My question is only for the abelian case. The following example is to clarify the idea in the non-abelian case.
The dihedral group has the following presentation $$D_{2i}=\left<s,r/s^2=r^i=e,sr=r^{-1}s \right>$$ Order of $D_{2i}$ is $2i$. If we take $S=\{s,r\}$ and $H=\{s,sr\}$, then $D_{2i}=\left<S \right>=\left<H\right>$, but sum order of elements of $S$ is $2+i$ and of $H$ is $4$. From this, we deduce that there is no relation between the order of the non-abelian group and the orders of elements in the generating set.
My question is there any relation between the order of abelian group and the order of elements in its generating sets?
I guess the following is true $S=\{s_1,\ldots,s_k\}$ is a generating set of abelian group $G$ then $\Pi_{i=1}^k order(s_i) \geq order(G)$.
Is this equation true, and are there any other relations?

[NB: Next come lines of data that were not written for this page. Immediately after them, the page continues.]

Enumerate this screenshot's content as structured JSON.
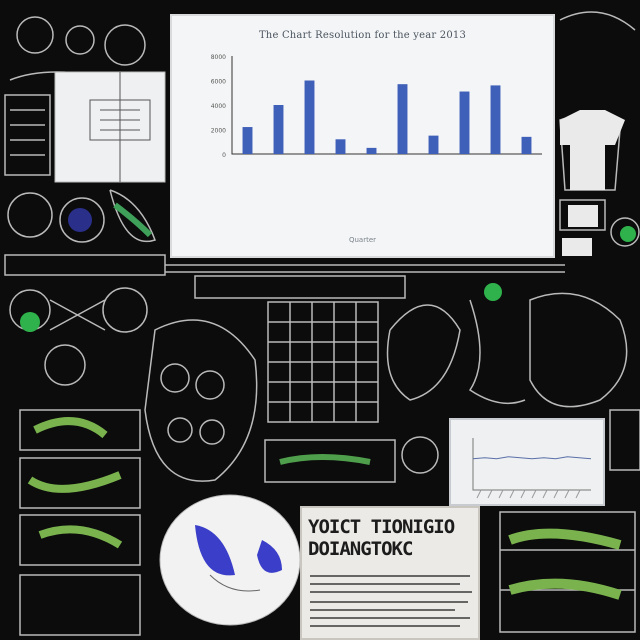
{
  "main_chart": {
    "title": "The Chart Resolution for the year 2013",
    "x_axis_title": "Quarter",
    "chart_data": {
      "type": "bar",
      "categories": [
        "",
        "",
        "",
        "",
        "",
        "",
        "",
        "",
        "",
        ""
      ],
      "values": [
        22,
        40,
        60,
        12,
        5,
        57,
        15,
        51,
        56,
        14
      ],
      "ylim": [
        0,
        80
      ],
      "yticks": [
        "0",
        "2000",
        "4000",
        "6000",
        "8000"
      ],
      "grid": false,
      "bar_color": "#3f60b8"
    }
  },
  "poster": {
    "title_line1": "YOICT TIONIGIO",
    "title_line2": "DOIANGTOKC"
  },
  "mini_chart": {
    "title": "",
    "chart_data": {
      "type": "line",
      "x": [
        0,
        1,
        2,
        3,
        4,
        5,
        6,
        7,
        8,
        9,
        10
      ],
      "y": [
        30,
        31,
        30,
        32,
        31,
        30,
        31,
        30,
        32,
        31,
        30
      ],
      "ylim": [
        0,
        50
      ]
    }
  },
  "colors": {
    "background": "#0b0c0b",
    "accent_green": "#2fb24c",
    "accent_blue": "#3a3ec8",
    "chalk": "#e6e6e6"
  }
}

The equation $$ \tag 1 \def\ord{\operatorname{ord}}\prod_i \ord s_i \ge \ord G$$ is true, for a proof note that given $g \in G = \def\<#1>{\left<#1\right>}\<s_1, \ldots, s_n>$, we can write $$ g = \prod_i s_i^{a_i(g)} $$ for some $a_i(g) \in \{0, \ldots, \ord s_i - 1\}$. This gives a one-to-one map $a = (a_1, \ldots, a_n) : G \to \prod_i \{0,\ldots, \ord s_i - 1\}$, hence we have (1).